Book Description
『Blink』は、第一印象の最初の2秒間――瞬間的な理解を得るための決定的な一瞥――の重要性を説く本だ。ベストセラー『The Tipping Point』(邦題『ティッピング・ポイント――いかにして「小さな変化」が「大きな変化」を生み出すか』)の著者グラッドウェルは、本書『Blink』のなかで、研究成果を見事な物語に変換する才能を駆使し、直感的な判断と読心術の素晴しさを力説している。結婚、心臓発作のトリアージ、速攻のデート、ゴルフコースでの呼吸困難、車販売、軍隊の機動作戦などを例に論拠を固めながら、小さなことをよく考え、薄切りにした行動の意味に意識を集中せよと読者を説き伏せていく。大切なのは、適応力のある無意識――年中無休の精神の従者――に頼ること。その無意識こそが、危険を警告し、他人の心を読み、新しいアイディアに反応するための直感的で高度な情報を提供してくれるのだ。

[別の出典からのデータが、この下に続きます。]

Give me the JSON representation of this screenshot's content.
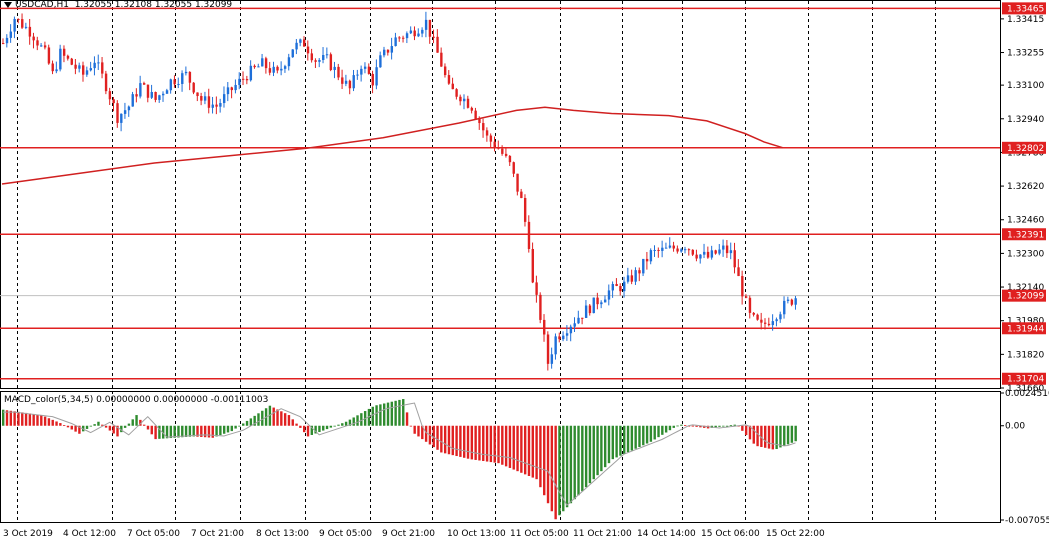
{
  "header": {
    "symbol": "USDCAD,H1",
    "ohlc": "1.32055 1.32108 1.32055 1.32099"
  },
  "indicator": {
    "label": "MACD_color(5,34,5) 0.00000000 0.00000000 -0.00111003"
  },
  "colors": {
    "bull": "#1e6fd9",
    "bear": "#e02020",
    "level_line": "#e02020",
    "ma_line": "#d02020",
    "hist_up": "#2e8b2e",
    "hist_down": "#e02020",
    "signal": "#a0a0a0",
    "grid": "#000000",
    "price_tag": "#e02020",
    "current_tag": "#e02020"
  },
  "chart_data": {
    "type": "candlestick",
    "price_axis": {
      "range": [
        1.3166,
        1.335
      ],
      "ticks": [
        "1.33415",
        "1.33255",
        "1.33100",
        "1.32940",
        "1.32780",
        "1.32620",
        "1.32460",
        "1.32300",
        "1.32140",
        "1.31980",
        "1.31820",
        "1.31660"
      ]
    },
    "levels": [
      {
        "price": 1.33465,
        "label": "1.33465"
      },
      {
        "price": 1.32802,
        "label": "1.32802"
      },
      {
        "price": 1.32391,
        "label": "1.32391"
      },
      {
        "price": 1.31944,
        "label": "1.31944"
      },
      {
        "price": 1.31704,
        "label": "1.31704"
      }
    ],
    "current_price": {
      "price": 1.32099,
      "label": "1.32099"
    },
    "time_axis": {
      "labels": [
        "3 Oct 2019",
        "4 Oct 12:00",
        "7 Oct 05:00",
        "7 Oct 21:00",
        "8 Oct 13:00",
        "9 Oct 05:00",
        "9 Oct 21:00",
        "10 Oct 13:00",
        "11 Oct 05:00",
        "11 Oct 21:00",
        "14 Oct 14:00",
        "15 Oct 06:00",
        "15 Oct 22:00"
      ]
    },
    "candle_count": 197,
    "path_points": [
      [
        0,
        1.333
      ],
      [
        6,
        1.3342
      ],
      [
        15,
        1.3335
      ],
      [
        22,
        1.3325
      ],
      [
        26,
        1.3315
      ],
      [
        30,
        1.3325
      ],
      [
        36,
        1.332
      ],
      [
        42,
        1.3315
      ],
      [
        48,
        1.3322
      ],
      [
        54,
        1.331
      ],
      [
        60,
        1.3295
      ],
      [
        66,
        1.33
      ],
      [
        72,
        1.331
      ],
      [
        80,
        1.3303
      ],
      [
        88,
        1.3312
      ],
      [
        96,
        1.3315
      ],
      [
        104,
        1.3303
      ],
      [
        112,
        1.33
      ],
      [
        120,
        1.3308
      ],
      [
        128,
        1.3315
      ],
      [
        136,
        1.332
      ],
      [
        144,
        1.3315
      ],
      [
        152,
        1.3328
      ],
      [
        158,
        1.333
      ],
      [
        164,
        1.3322
      ],
      [
        170,
        1.3322
      ],
      [
        176,
        1.3315
      ],
      [
        182,
        1.3308
      ],
      [
        188,
        1.332
      ],
      [
        194,
        1.3312
      ],
      [
        198,
        1.3322
      ],
      [
        206,
        1.3332
      ],
      [
        214,
        1.3335
      ],
      [
        222,
        1.334
      ],
      [
        226,
        1.333
      ],
      [
        230,
        1.332
      ],
      [
        234,
        1.3308
      ],
      [
        240,
        1.3305
      ],
      [
        246,
        1.33
      ],
      [
        254,
        1.3285
      ],
      [
        260,
        1.328
      ],
      [
        266,
        1.3272
      ],
      [
        272,
        1.3255
      ],
      [
        276,
        1.3235
      ],
      [
        278,
        1.3215
      ],
      [
        282,
        1.32
      ],
      [
        286,
        1.3178
      ],
      [
        290,
        1.319
      ],
      [
        296,
        1.3195
      ],
      [
        302,
        1.32
      ],
      [
        310,
        1.3206
      ],
      [
        318,
        1.3212
      ],
      [
        326,
        1.3215
      ],
      [
        334,
        1.3222
      ],
      [
        340,
        1.323
      ],
      [
        350,
        1.3232
      ],
      [
        358,
        1.3234
      ],
      [
        364,
        1.323
      ],
      [
        370,
        1.3228
      ],
      [
        378,
        1.3232
      ],
      [
        382,
        1.323
      ],
      [
        388,
        1.3212
      ],
      [
        392,
        1.32
      ],
      [
        398,
        1.3195
      ],
      [
        404,
        1.32
      ],
      [
        410,
        1.3205
      ],
      [
        417,
        1.321
      ]
    ],
    "moving_average": [
      [
        0,
        1.3263
      ],
      [
        40,
        1.3268
      ],
      [
        80,
        1.3273
      ],
      [
        120,
        1.32765
      ],
      [
        160,
        1.328
      ],
      [
        200,
        1.3285
      ],
      [
        240,
        1.3292
      ],
      [
        270,
        1.3298
      ],
      [
        285,
        1.32995
      ],
      [
        300,
        1.3298
      ],
      [
        320,
        1.32965
      ],
      [
        350,
        1.32955
      ],
      [
        370,
        1.3293
      ],
      [
        390,
        1.3287
      ],
      [
        400,
        1.3283
      ],
      [
        410,
        1.32802
      ]
    ],
    "macd": {
      "range": [
        -0.007055,
        0.002451
      ],
      "ticks": [
        "0.0024510",
        "0.00",
        "-0.007055"
      ],
      "hist_points": [
        [
          0,
          0.0012
        ],
        [
          20,
          0.0008
        ],
        [
          30,
          0.0002
        ],
        [
          40,
          -0.0006
        ],
        [
          50,
          0.0003
        ],
        [
          60,
          -0.0008
        ],
        [
          70,
          0.0008
        ],
        [
          80,
          -0.001
        ],
        [
          100,
          -0.0008
        ],
        [
          110,
          -0.0009
        ],
        [
          120,
          -0.0004
        ],
        [
          140,
          0.0015
        ],
        [
          150,
          0.0008
        ],
        [
          160,
          -0.0008
        ],
        [
          180,
          0.0003
        ],
        [
          195,
          0.0015
        ],
        [
          210,
          0.002
        ],
        [
          215,
          -0.0005
        ],
        [
          230,
          -0.002
        ],
        [
          245,
          -0.0025
        ],
        [
          260,
          -0.0028
        ],
        [
          280,
          -0.004
        ],
        [
          290,
          -0.007
        ],
        [
          300,
          -0.0055
        ],
        [
          310,
          -0.004
        ],
        [
          320,
          -0.0025
        ],
        [
          340,
          -0.0012
        ],
        [
          355,
          0.0001
        ],
        [
          370,
          -0.0002
        ],
        [
          385,
          0.0001
        ],
        [
          395,
          -0.0015
        ],
        [
          405,
          -0.0018
        ],
        [
          417,
          -0.0011
        ]
      ]
    }
  }
}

同時に、グラッドウェルは結論にとびつくなという警告も発している。販売員が我々の第一印象を操作することもあるし、強い興奮を覚える瞬間が心の目をくらませ、誤った手がかりに集中したすえに、ウォーレン・ハーディング効果(すなわち、ハンサムだが無力な大統領に投票してしまう行為)に対して無防備になってしまうこともある。直感のダークサイドを暴く刺激的な章では、ブロンクスで起きた白人警官によるアフリカ系移民アマドゥ・ディアロの悲劇的な射殺事件を取り上げ、安易な認知という過ちに光をあてている。さらに、自閉症や、顔の表情を読む方法、心臓機能の上昇に関する研究成果を示し、いちかばちかの判断の質を高めるトレーニングを薦めている。刺激的ですばらしい本書にこれ以上望むものといえば、「Blink Camp」(ひらめき合宿)とはどんなものかというグラッドウェルの見解を、もう少し厚切りに見せてほしかったということくらいだ。(Amazon.com バーバラ・マッコフ)
Amazon.com
Blink is about the first two seconds of looking--the decisive glance that knows in an instant. Gladwell, the best-selling author of The Tipping Point, campaigns for snap judgments and mind reading with a gift for translating research into splendid storytelling. Building his case with scenes from a marriage, heart attack triage, speed dating, choking on the golf course, selling cars, and military maneuvers, he persuades readers to think small and focus on the meaning of thin slices of behavior. The key is to rely on our adaptive unconscious--a 24/7 mental valet--that provides us with instant and sophisticated information to warn of danger, read a stranger, or react to a new idea.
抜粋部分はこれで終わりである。